“Hey, Mclean. It’s Riley. Just checking in. . . . That was kind of intense earlier, huh? Deb’s a nervous wreck. She thinks you’re mad at her. So maybe call her or something, if you get a chance. Hope you’re doing okay.”
Kind of intense, I thought, hitting the END button and putting my phone down beside me. That was one way to put it. I had no idea how long they’d been looking at that page on Ume, if they’d really read any of my other profiles or just looked at the pictures. I could hardly remember what was on them, now that I actually thought about it. Wondering was enough to get me off the couch and down to the garage, so I could get my laptop and find out.
I flicked on the light by the door, then walked over to the SUV and grabbed my bag from the front seat. I was just shutting the door when I looked over, across the empty bay beside Peter’s car. There was another vehicle parked on the other end, next to a rack filled with hanging beach chairs and pool toys. It had a cover over it, but there was something familiar enough to make me come closer and lift its edge. Sure enough, it was Super Shitty.
Oh my God, I thought, pulling the cover off completely to reveal the dinged red hood, dusty windshield, and worn steering wheel. I’d thought for sure that my mom had sold it, or junked it entirely. But here it was, amazingly, pretty much how I’d left it. I reached down to the driver’s-side handle, trying it, and with a creak, it swung right open. I slid behind the wheel, the familiar seat wheezing a bit beneath me, and looked up at the rearview mirror. A Gert—one of the rope and beaded bracelets we’d always bought at the surf shop in North Reddemane—was tied around it.
I reached up, touching the row of red beads dotted with shells. I couldn’t remember my last trip to North Reddemane, or how long it had been. I was trying to figure it out when, in the rearview, I saw the storage rack stretched against the garage wall behind me. It was lined with rubber bins, and from where I sat, I could see at least three of them were labeled MCLEAN.
I turned, dropping my hand, and looked again. My mom had mentioned they’d been storing stuff here, because of all the extra space, but I’d had no idea she’d meant anything of mine. I started to push myself out of the seat, then reached back up to pull the Gert loose and take it with me.
Upon closer inspection, the shel looked like Dave’s dad had been at it: bin after bin, clearly marked. I squatted down, pulling out the first MCLEAN I’d seen, and pried open the top. Inside, there were clothes: old jeans, T-shirts, a couple of coats. As I quickly picked through them, I realized they were a mix of everything I’d left stashed at my mom’s house when I was there for vacations and weekends, culled from all our various moves. Scuffed cheerleading shoes that belonged to Eliza Sweet, the pretty pink polo shirts Beth Sweet had favored. The farther down I dug, the older the things got, until I was down to my Mclean clothes, like layers of the earth being excavated.

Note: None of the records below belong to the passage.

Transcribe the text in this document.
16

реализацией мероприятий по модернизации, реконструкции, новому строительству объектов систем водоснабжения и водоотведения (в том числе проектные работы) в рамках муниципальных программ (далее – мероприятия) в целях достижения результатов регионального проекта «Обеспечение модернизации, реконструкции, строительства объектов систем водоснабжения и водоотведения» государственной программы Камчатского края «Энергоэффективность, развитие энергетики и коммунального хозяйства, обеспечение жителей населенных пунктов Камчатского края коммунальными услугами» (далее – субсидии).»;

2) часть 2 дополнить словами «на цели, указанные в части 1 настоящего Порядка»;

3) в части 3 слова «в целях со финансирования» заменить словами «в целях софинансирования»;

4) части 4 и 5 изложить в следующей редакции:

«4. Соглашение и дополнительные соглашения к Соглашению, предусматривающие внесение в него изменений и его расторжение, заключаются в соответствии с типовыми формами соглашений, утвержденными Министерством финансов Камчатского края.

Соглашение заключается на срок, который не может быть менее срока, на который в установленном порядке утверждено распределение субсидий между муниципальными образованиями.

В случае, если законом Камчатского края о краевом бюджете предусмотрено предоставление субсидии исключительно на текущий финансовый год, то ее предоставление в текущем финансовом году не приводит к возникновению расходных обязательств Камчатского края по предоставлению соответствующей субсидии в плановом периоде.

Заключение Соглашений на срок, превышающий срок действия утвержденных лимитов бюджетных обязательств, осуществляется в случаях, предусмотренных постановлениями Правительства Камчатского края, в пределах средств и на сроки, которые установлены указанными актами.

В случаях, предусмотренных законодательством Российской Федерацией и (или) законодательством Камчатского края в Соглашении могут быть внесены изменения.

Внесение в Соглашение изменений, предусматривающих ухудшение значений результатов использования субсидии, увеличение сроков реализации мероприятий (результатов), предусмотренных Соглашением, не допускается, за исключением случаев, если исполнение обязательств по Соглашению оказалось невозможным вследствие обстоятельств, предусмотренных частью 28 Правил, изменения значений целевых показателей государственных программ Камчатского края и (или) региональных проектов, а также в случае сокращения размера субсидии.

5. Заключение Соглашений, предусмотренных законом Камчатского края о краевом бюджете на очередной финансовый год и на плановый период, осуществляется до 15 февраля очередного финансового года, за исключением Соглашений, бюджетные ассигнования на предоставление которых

The second box was heavier, and when I got it open I saw why: it was full of books. Novels from my bookshelf, notebooks scrawled with my doodlings and my signatures, some photo albums and a couple of yearbooks. I picked up the one on top, which had the words WESTCOTT HIGH SCHOOL embossed across the cover. I didn’t open it, or anything else, instead just putting the lid back and moving on.

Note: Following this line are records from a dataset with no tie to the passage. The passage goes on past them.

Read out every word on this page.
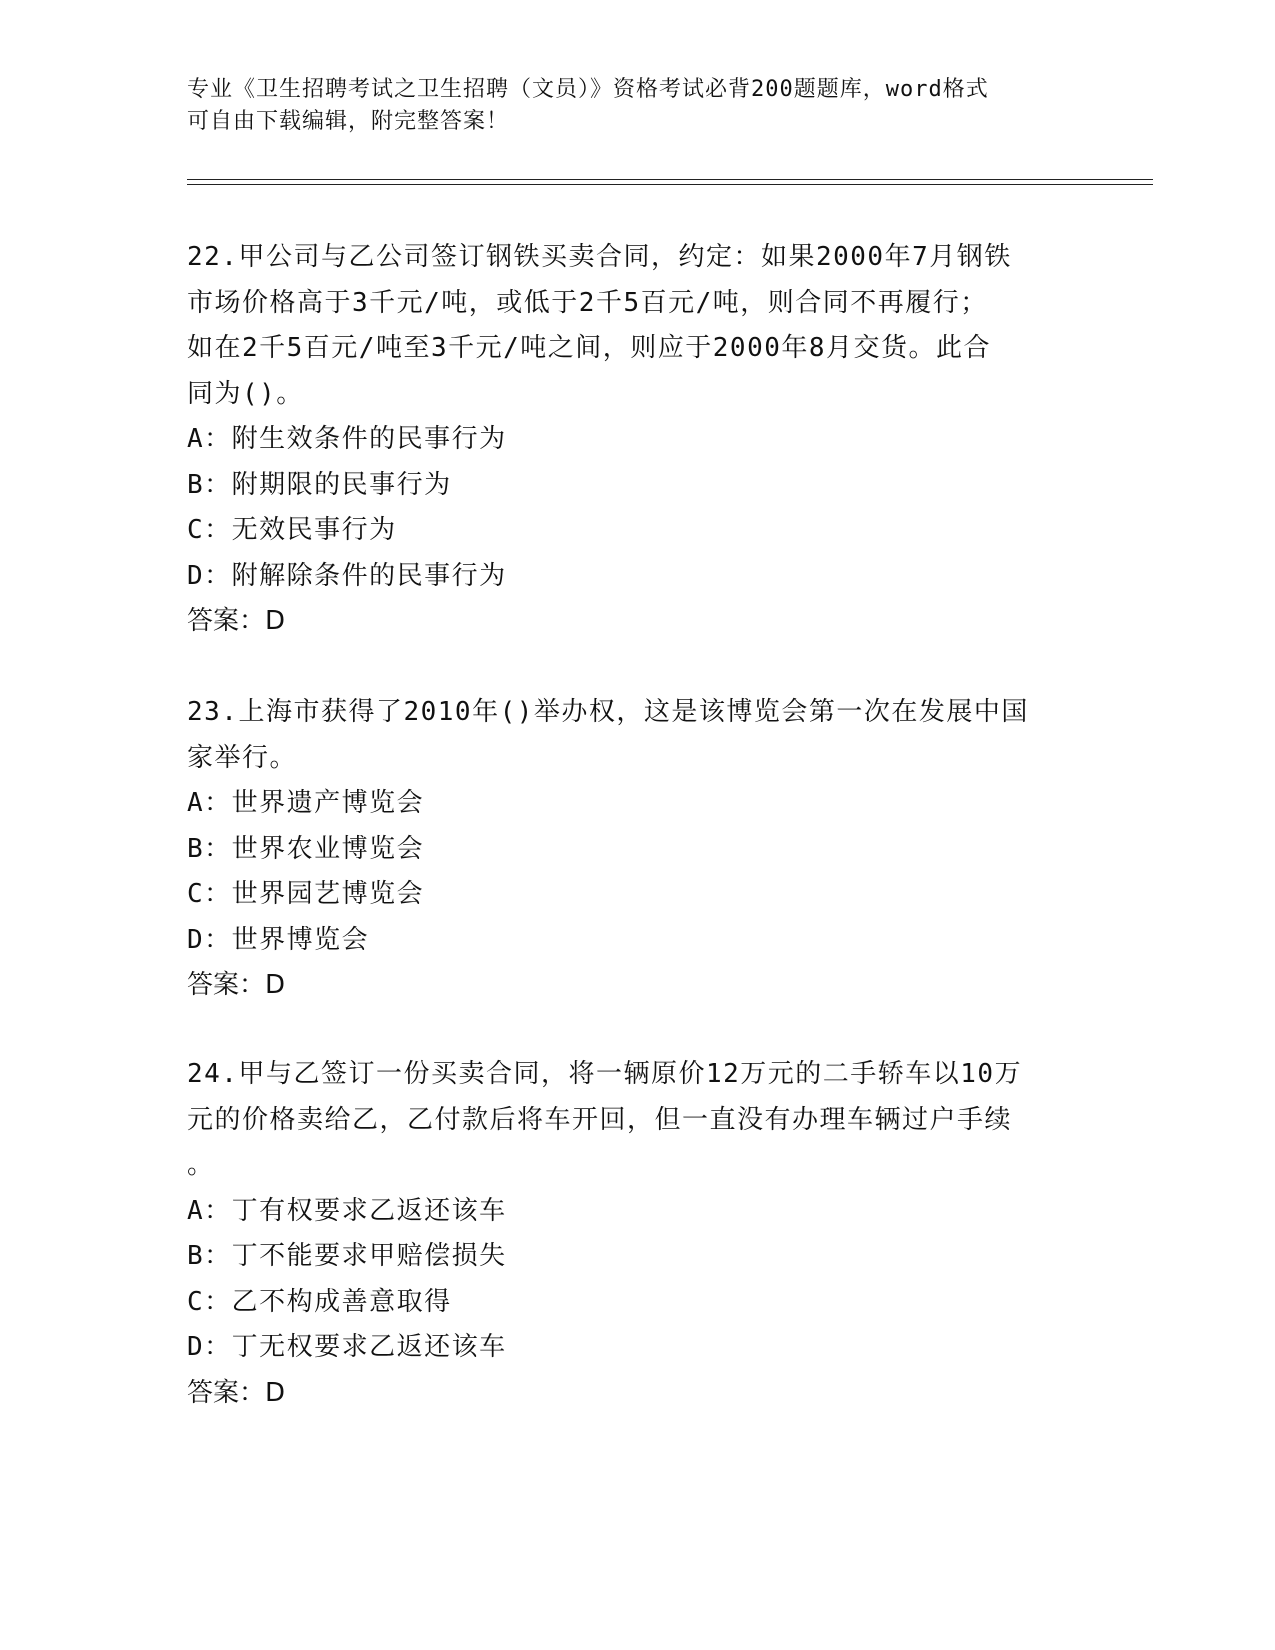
专业《卫生招聘考试之卫生招聘（文员）》资格考试必背200题题库，word格式
可自由下载编辑，附完整答案！
22.甲公司与乙公司签订钢铁买卖合同，约定：如果2000年7月钢铁
市场价格高于3千元/吨，或低于2千5百元/吨，则合同不再履行；
如在2千5百元/吨至3千元/吨之间，则应于2000年8月交货。此合
同为()。
A：附生效条件的民事行为
B：附期限的民事行为
C：无效民事行为
D：附解除条件的民事行为
答案：D
23.上海市获得了2010年()举办权，这是该博览会第一次在发展中国
家举行。
A：世界遗产博览会
B：世界农业博览会
C：世界园艺博览会
D：世界博览会
答案：D
24.甲与乙签订一份买卖合同，将一辆原价12万元的二手轿车以10万
元的价格卖给乙，乙付款后将车开回，但一直没有办理车辆过户手续
。
A：丁有权要求乙返还该车
B：丁不能要求甲赔偿损失
C：乙不构成善意取得
D：丁无权要求乙返还该车
答案：D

The last box was so light that when I first yanked it out, I thought it must be empty. Inside, however, I found a quilt, recognizing it after a moment as the one my mom had given me the day my dad and I had left for Montford Falls. I knew I’d taken it then, and so must have dumped it off with the clothes and books at some other point and not realized it. Unlike the one on our couch, it still felt new, stiff, unused, the squares neatly stitched, not missing any threads. I put it back, pushing the box in with the others.

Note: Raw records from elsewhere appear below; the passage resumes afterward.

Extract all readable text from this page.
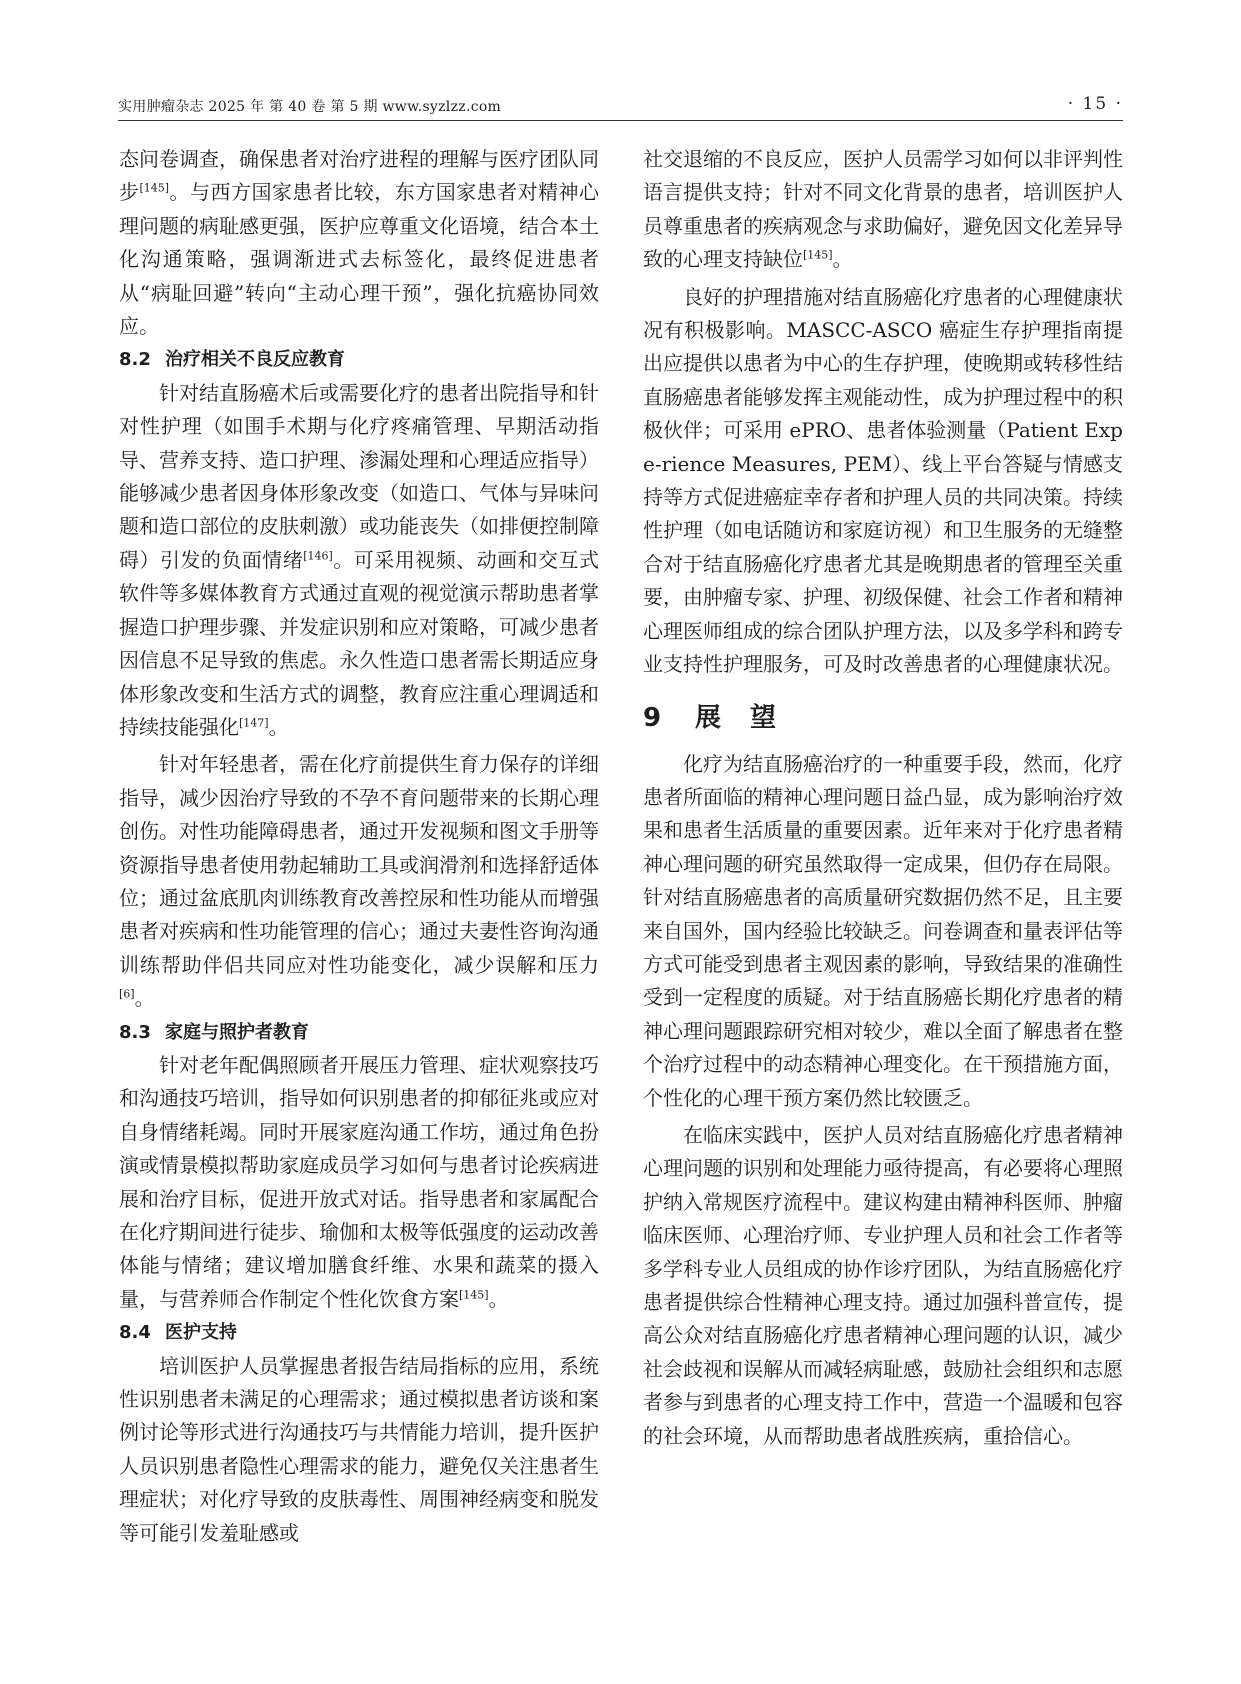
实用肿瘤杂志 2025 年 第 40 卷 第 5 期 www.syzlzz.com	· 15 ·

态问卷调查，确保患者对治疗进程的理解与医疗团队同步[145]。与西方国家患者比较，东方国家患者对精神心理问题的病耻感更强，医护应尊重文化语境，结合本土化沟通策略，强调渐进式去标签化，最终促进患者从“病耻回避”转向“主动心理干预”，强化抗癌协同效应。

8.2 治疗相关不良反应教育

针对结直肠癌术后或需要化疗的患者出院指导和针对性护理（如围手术期与化疗疼痛管理、早期活动指导、营养支持、造口护理、渗漏处理和心理适应指导）能够减少患者因身体形象改变（如造口、气体与异味问题和造口部位的皮肤刺激）或功能丧失（如排便控制障碍）引发的负面情绪[146]。可采用视频、动画和交互式软件等多媒体教育方式通过直观的视觉演示帮助患者掌握造口护理步骤、并发症识别和应对策略，可减少患者因信息不足导致的焦虑。永久性造口患者需长期适应身体形象改变和生活方式的调整，教育应注重心理调适和持续技能强化[147]。

针对年轻患者，需在化疗前提供生育力保存的详细指导，减少因治疗导致的不孕不育问题带来的长期心理创伤。对性功能障碍患者，通过开发视频和图文手册等资源指导患者使用勃起辅助工具或润滑剂和选择舒适体位；通过盆底肌肉训练教育改善控尿和性功能从而增强患者对疾病和性功能管理的信心；通过夫妻性咨询沟通训练帮助伴侣共同应对性功能变化，减少误解和压力[6]。

8.3 家庭与照护者教育

针对老年配偶照顾者开展压力管理、症状观察技巧和沟通技巧培训，指导如何识别患者的抑郁征兆或应对自身情绪耗竭。同时开展家庭沟通工作坊，通过角色扮演或情景模拟帮助家庭成员学习如何与患者讨论疾病进展和治疗目标，促进开放式对话。指导患者和家属配合在化疗期间进行徒步、瑜伽和太极等低强度的运动改善体能与情绪；建议增加膳食纤维、水果和蔬菜的摄入量，与营养师合作制定个性化饮食方案[145]。

8.4 医护支持

培训医护人员掌握患者报告结局指标的应用，系统性识别患者未满足的心理需求；通过模拟患者访谈和案例讨论等形式进行沟通技巧与共情能力培训，提升医护人员识别患者隐性心理需求的能力，避免仅关注患者生理症状；对化疗导致的皮肤毒性、周围神经病变和脱发等可能引发羞耻感或

社交退缩的不良反应，医护人员需学习如何以非评判性语言提供支持；针对不同文化背景的患者，培训医护人员尊重患者的疾病观念与求助偏好，避免因文化差异导致的心理支持缺位[145]。

良好的护理措施对结直肠癌化疗患者的心理健康状况有积极影响。MASCC-ASCO 癌症生存护理指南提出应提供以患者为中心的生存护理，使晚期或转移性结直肠癌患者能够发挥主观能动性，成为护理过程中的积极伙伴；可采用 ePRO、患者体验测量（Patient Expe-rience Measures, PEM）、线上平台答疑与情感支持等方式促进癌症幸存者和护理人员的共同决策。持续性护理（如电话随访和家庭访视）和卫生服务的无缝整合对于结直肠癌化疗患者尤其是晚期患者的管理至关重要，由肿瘤专家、护理、初级保健、社会工作者和精神心理医师组成的综合团队护理方法，以及多学科和跨专业支持性护理服务，可及时改善患者的心理健康状况。

9 展 望

化疗为结直肠癌治疗的一种重要手段，然而，化疗患者所面临的精神心理问题日益凸显，成为影响治疗效果和患者生活质量的重要因素。近年来对于化疗患者精神心理问题的研究虽然取得一定成果，但仍存在局限。针对结直肠癌患者的高质量研究数据仍然不足，且主要来自国外，国内经验比较缺乏。问卷调查和量表评估等方式可能受到患者主观因素的影响，导致结果的准确性受到一定程度的质疑。对于结直肠癌长期化疗患者的精神心理问题跟踪研究相对较少，难以全面了解患者在整个治疗过程中的动态精神心理变化。在干预措施方面，个性化的心理干预方案仍然比较匮乏。

在临床实践中，医护人员对结直肠癌化疗患者精神心理问题的识别和处理能力亟待提高，有必要将心理照护纳入常规医疗流程中。建议构建由精神科医师、肿瘤临床医师、心理治疗师、专业护理人员和社会工作者等多学科专业人员组成的协作诊疗团队，为结直肠癌化疗患者提供综合性精神心理支持。通过加强科普宣传，提高公众对结直肠癌化疗患者精神心理问题的认识，减少社会歧视和误解从而减轻病耻感，鼓励社会组织和志愿者参与到患者的心理支持工作中，营造一个温暖和包容的社会环境，从而帮助患者战胜疾病，重拾信心。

It was so weird to find a part of my past here, in this place that was no part of me at all. Tucked away in a bottom floor, underground, like Dave’s storm cellar. I got to my feet, sliding the Gert into my pocket, and covered Super Shitty again before picking up my bag and heading back upstairs.
My mom was still busy with the twins as I sat down at the massive kitchen island on one of about ten matching leather bar stools and booted up my computer. As it whirred through its familiar setup, I let myself, for the first time in hours, think about Dave. It had just been too hard, too entirely shameful, to think of his expression—a mix of surprise, studiousness, and disappointment—as he’d looked at that list of profiles with everyone else. A clean slate, he’d said about that moment when I knocked him down. Real. He knew better now.
I opened my browser, clicking over to Ume.com and typing my e-mail into the search box. Within ten seconds, the same list they’d seen was in front of me: Liz Sweet, the newest and most sparse, on top, all the way down to Mclean, the one I’d had back home in Tyler all those years ago. I was just clicking on it when I heard the chime of a doorbell from behind me.